Taste

There's no such thing as taste. Not taste like sweet or sour, taste as in that person has no taste. People use this idea of taste all the time. In some recent moments of intellectual laziness I have found myself tempted to make use of it but on reflection I feel it is complete bullshit and should really never be used. Here's why.

This understanding of the word taste is used to convey the idea that one person's preferences, values or interests are superior to someone else's. When it comes to preferences there can be no such thing as good or bad, only different perspectives. Neighbours might be an interesting, relevant and enjoyable show to a person that finds Mad Men self-indulgent, impenetrable and slow.

People who use the term taste in a derogatory manner show a pretty ugly side to their personalities. I'd argue that the subtext of the claim is often far more hostile and derogatory than its use appears on face value. By using the idea of taste as a weapon, they are often implying that they are, to varying degrees:

  • smarter
  • more refined
  • better educated
  • classier, or
  • richer

than someone else. It's an extremely condescending intellectual stick with which to beat someone, particularly if they actually are less educated or wealthy than you. At that point it becomes simply demeaning and demoralising.

The fact that taste is so indefinable means that you either have it or you do not. It is considered inherent, unlike say playing golf or performing calculus. These are skills developed through effort or merit; saying that some has no taste implies that the person is, in some nebulous fashion, inherently inferior to you because you don't see eye-to-eye.
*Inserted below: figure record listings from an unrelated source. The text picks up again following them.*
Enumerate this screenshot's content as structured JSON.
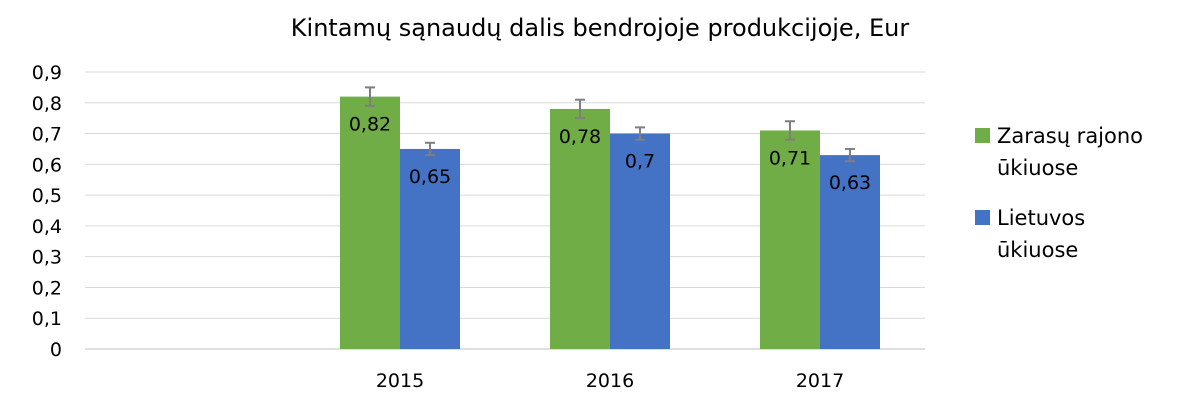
{
  "chart_data": {
    "type": "bar",
    "title": "Kintamų sąnaudų dalis bendrojoje produkcijoje, Eur",
    "categories": [
      "",
      "2015",
      "2016",
      "2017"
    ],
    "series": [
      {
        "name": "Zarasų rajono ūkiuose",
        "color": "#70AD47",
        "values": [
          null,
          0.82,
          0.78,
          0.71
        ],
        "errors": [
          null,
          0.03,
          0.03,
          0.03
        ]
      },
      {
        "name": "Lietuvos ūkiuose",
        "color": "#4472C4",
        "values": [
          null,
          0.65,
          0.7,
          0.63
        ],
        "errors": [
          null,
          0.02,
          0.02,
          0.02
        ]
      }
    ],
    "data_labels": [
      [
        "",
        "0,82",
        "0,78",
        "0,71"
      ],
      [
        "",
        "0,65",
        "0,7",
        "0,63"
      ]
    ],
    "y_ticks": [
      "0",
      "0,1",
      "0,2",
      "0,3",
      "0,4",
      "0,5",
      "0,6",
      "0,7",
      "0,8",
      "0,9"
    ],
    "ylim": [
      0,
      0.9
    ],
    "grid": true,
    "legend": "right",
    "gridline_color": "#D9D9D9",
    "errorbar_color": "#7F7F7F"
  }
}
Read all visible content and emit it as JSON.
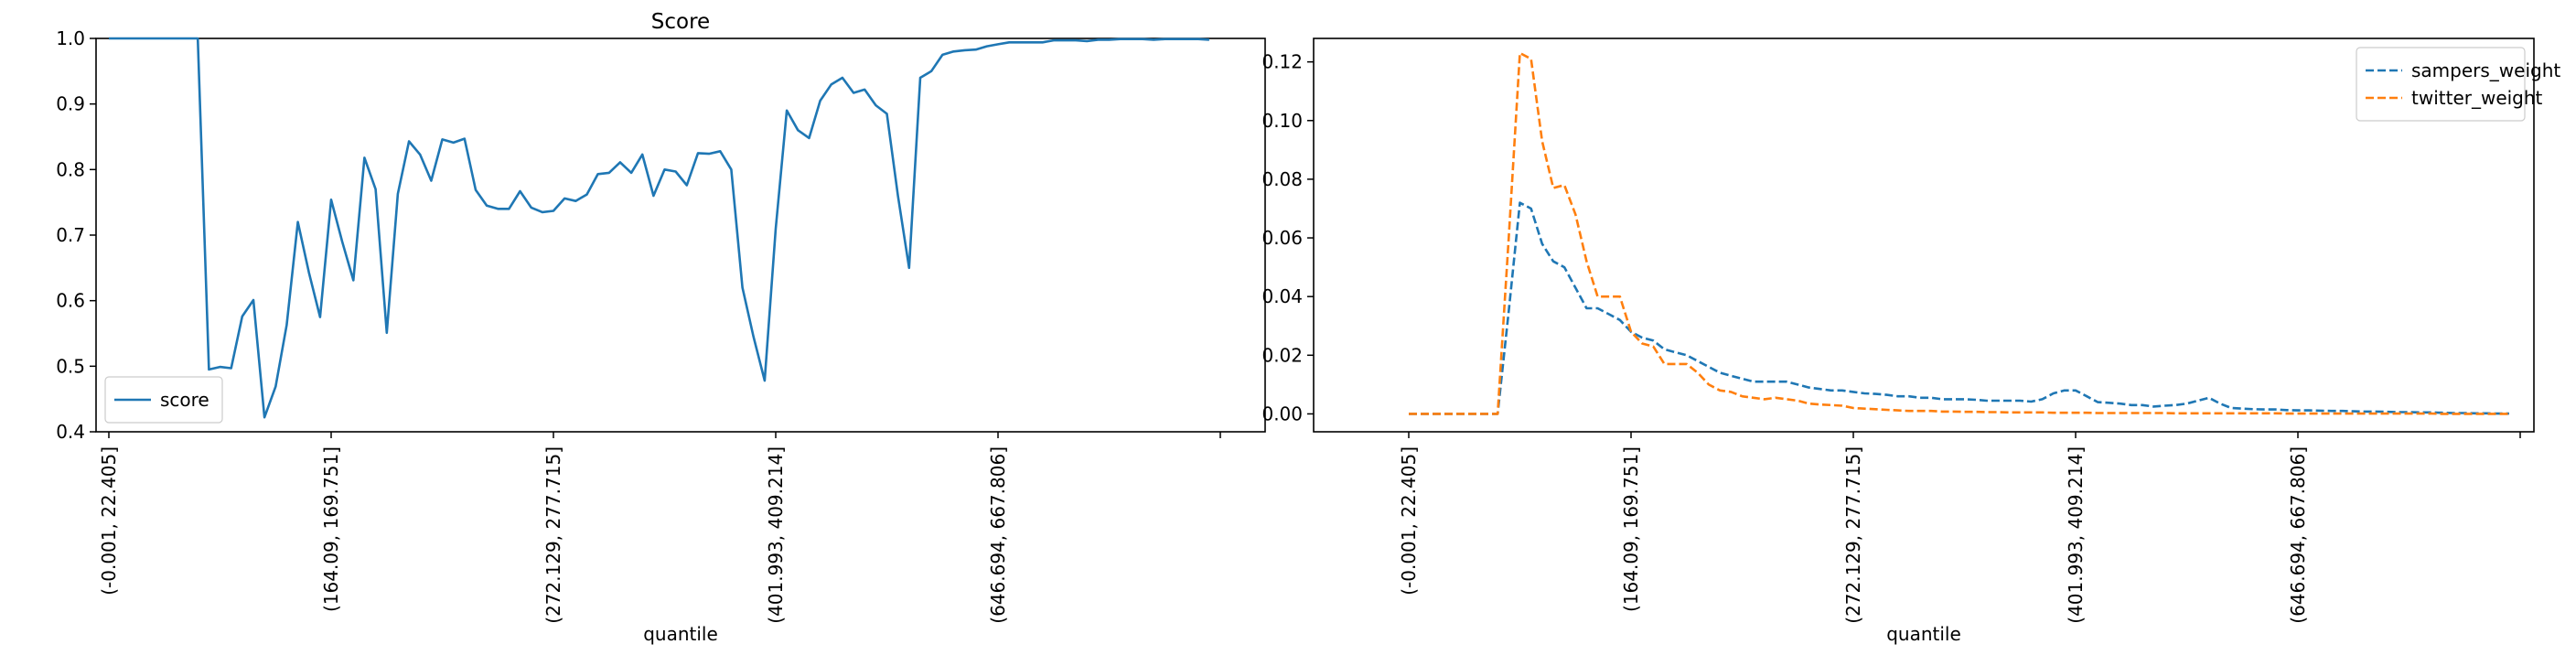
{
  "chart_data": [
    {
      "type": "line",
      "title": "Score",
      "xlabel": "quantile",
      "ylabel": "",
      "ylim": [
        0.4,
        1.0
      ],
      "y_ticks": [
        "0.4",
        "0.5",
        "0.6",
        "0.7",
        "0.8",
        "0.9",
        "1.0"
      ],
      "y_tick_values": [
        0.4,
        0.5,
        0.6,
        0.7,
        0.8,
        0.9,
        1.0
      ],
      "x_tick_labels": [
        "(-0.001, 22.405]",
        "(164.09, 169.751]",
        "(272.129, 277.715]",
        "(401.993, 409.214]",
        "(646.694, 667.806]",
        ""
      ],
      "x_tick_index": [
        0,
        20,
        40,
        60,
        80,
        100
      ],
      "legend_position": "lower-left",
      "series": [
        {
          "name": "score",
          "color": "#1f77b4",
          "style": "solid",
          "values": [
            1.0,
            1.0,
            1.0,
            1.0,
            1.0,
            1.0,
            1.0,
            1.0,
            1.0,
            0.495,
            0.499,
            0.497,
            0.576,
            0.601,
            0.422,
            0.469,
            0.563,
            0.72,
            0.643,
            0.575,
            0.754,
            0.69,
            0.631,
            0.818,
            0.77,
            0.551,
            0.763,
            0.843,
            0.823,
            0.783,
            0.846,
            0.841,
            0.847,
            0.769,
            0.745,
            0.74,
            0.74,
            0.767,
            0.742,
            0.735,
            0.737,
            0.756,
            0.752,
            0.762,
            0.793,
            0.795,
            0.811,
            0.795,
            0.823,
            0.76,
            0.8,
            0.797,
            0.776,
            0.825,
            0.824,
            0.828,
            0.8,
            0.62,
            0.545,
            0.478,
            0.71,
            0.89,
            0.86,
            0.848,
            0.905,
            0.93,
            0.94,
            0.917,
            0.922,
            0.898,
            0.885,
            0.76,
            0.65,
            0.94,
            0.95,
            0.975,
            0.98,
            0.982,
            0.983,
            0.988,
            0.991,
            0.994,
            0.994,
            0.994,
            0.994,
            0.997,
            0.997,
            0.997,
            0.996,
            0.998,
            0.998,
            0.999,
            0.999,
            0.999,
            0.998,
            0.999,
            0.999,
            0.999,
            0.999,
            0.998
          ]
        }
      ]
    },
    {
      "type": "line",
      "title": "",
      "xlabel": "quantile",
      "ylabel": "",
      "ylim": [
        -0.0061,
        0.128
      ],
      "y_ticks": [
        "0.00",
        "0.02",
        "0.04",
        "0.06",
        "0.08",
        "0.10",
        "0.12"
      ],
      "y_tick_values": [
        0.0,
        0.02,
        0.04,
        0.06,
        0.08,
        0.1,
        0.12
      ],
      "x_tick_labels": [
        "(-0.001, 22.405]",
        "(164.09, 169.751]",
        "(272.129, 277.715]",
        "(401.993, 409.214]",
        "(646.694, 667.806]",
        ""
      ],
      "x_tick_index": [
        0,
        20,
        40,
        60,
        80,
        100
      ],
      "legend_position": "upper-right",
      "series": [
        {
          "name": "sampers_weight",
          "color": "#1f77b4",
          "style": "dashed",
          "values": [
            0,
            0,
            0,
            0,
            0,
            0,
            0,
            0,
            0,
            0.035,
            0.072,
            0.07,
            0.058,
            0.052,
            0.05,
            0.043,
            0.036,
            0.036,
            0.034,
            0.032,
            0.028,
            0.026,
            0.025,
            0.022,
            0.021,
            0.02,
            0.018,
            0.016,
            0.014,
            0.013,
            0.012,
            0.011,
            0.011,
            0.011,
            0.011,
            0.01,
            0.009,
            0.0085,
            0.008,
            0.008,
            0.0075,
            0.007,
            0.0068,
            0.0065,
            0.006,
            0.006,
            0.0055,
            0.0055,
            0.005,
            0.005,
            0.005,
            0.0048,
            0.0045,
            0.0045,
            0.0045,
            0.0045,
            0.0042,
            0.005,
            0.007,
            0.008,
            0.008,
            0.006,
            0.004,
            0.0038,
            0.0035,
            0.003,
            0.003,
            0.0025,
            0.0028,
            0.003,
            0.0035,
            0.0045,
            0.0055,
            0.0035,
            0.002,
            0.0018,
            0.0016,
            0.0015,
            0.0015,
            0.0013,
            0.0012,
            0.0012,
            0.0011,
            0.001,
            0.001,
            0.0009,
            0.0008,
            0.0008,
            0.0007,
            0.0006,
            0.0006,
            0.0005,
            0.0005,
            0.0004,
            0.0003,
            0.0003,
            0.0002,
            0.0002,
            0.0001,
            0.0001
          ]
        },
        {
          "name": "twitter_weight",
          "color": "#ff7f0e",
          "style": "dashed",
          "values": [
            0,
            0,
            0,
            0,
            0,
            0,
            0,
            0,
            0,
            0.06,
            0.123,
            0.121,
            0.093,
            0.077,
            0.078,
            0.068,
            0.052,
            0.04,
            0.04,
            0.04,
            0.028,
            0.024,
            0.023,
            0.017,
            0.017,
            0.017,
            0.014,
            0.01,
            0.008,
            0.0075,
            0.006,
            0.0055,
            0.005,
            0.0055,
            0.005,
            0.0045,
            0.0035,
            0.0032,
            0.003,
            0.0028,
            0.002,
            0.0018,
            0.0016,
            0.0014,
            0.0012,
            0.001,
            0.001,
            0.001,
            0.0008,
            0.0008,
            0.0007,
            0.0007,
            0.0006,
            0.0006,
            0.0005,
            0.0005,
            0.0005,
            0.0005,
            0.0004,
            0.0004,
            0.0004,
            0.0004,
            0.0003,
            0.0003,
            0.0003,
            0.0003,
            0.0003,
            0.0003,
            0.0003,
            0.0002,
            0.0002,
            0.0002,
            0.0002,
            0.0002,
            0.0002,
            0.0002,
            0.0002,
            0.0002,
            0.0002,
            0.0001,
            0.0001,
            0.0001,
            0.0001,
            0.0001,
            0.0001,
            0.0001,
            0.0001,
            0.0001,
            0.0001,
            0.0001,
            0.0001,
            0.0001,
            0.0001,
            0,
            0,
            0,
            0,
            0,
            0,
            0
          ]
        }
      ]
    }
  ]
}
What a lack of taste amounts to is a different set of priorities. People who claim to possess taste in whatever form should take heed of this. He drives a Mazda, she drives a Mercedes. He might prefer to spend that spare fifty thousand dollars on something that brings him proportionally more joy. She likes Bon Jovi, he likes Tchaikovsky. Thousands of people watch Jon Bon Jovi rip through 'Livin' on a Prayer' every year in stadiums across the world. To deny the validity of other's choices is disrespectful and lazy. If you want to win an argument about quality, you need to be able to articulate what specific aspects of that thing make it superior in ways that anyone could understand. Let your argument live or die on its own merits rather than propping it up with the use of dead-end, dismissive insults.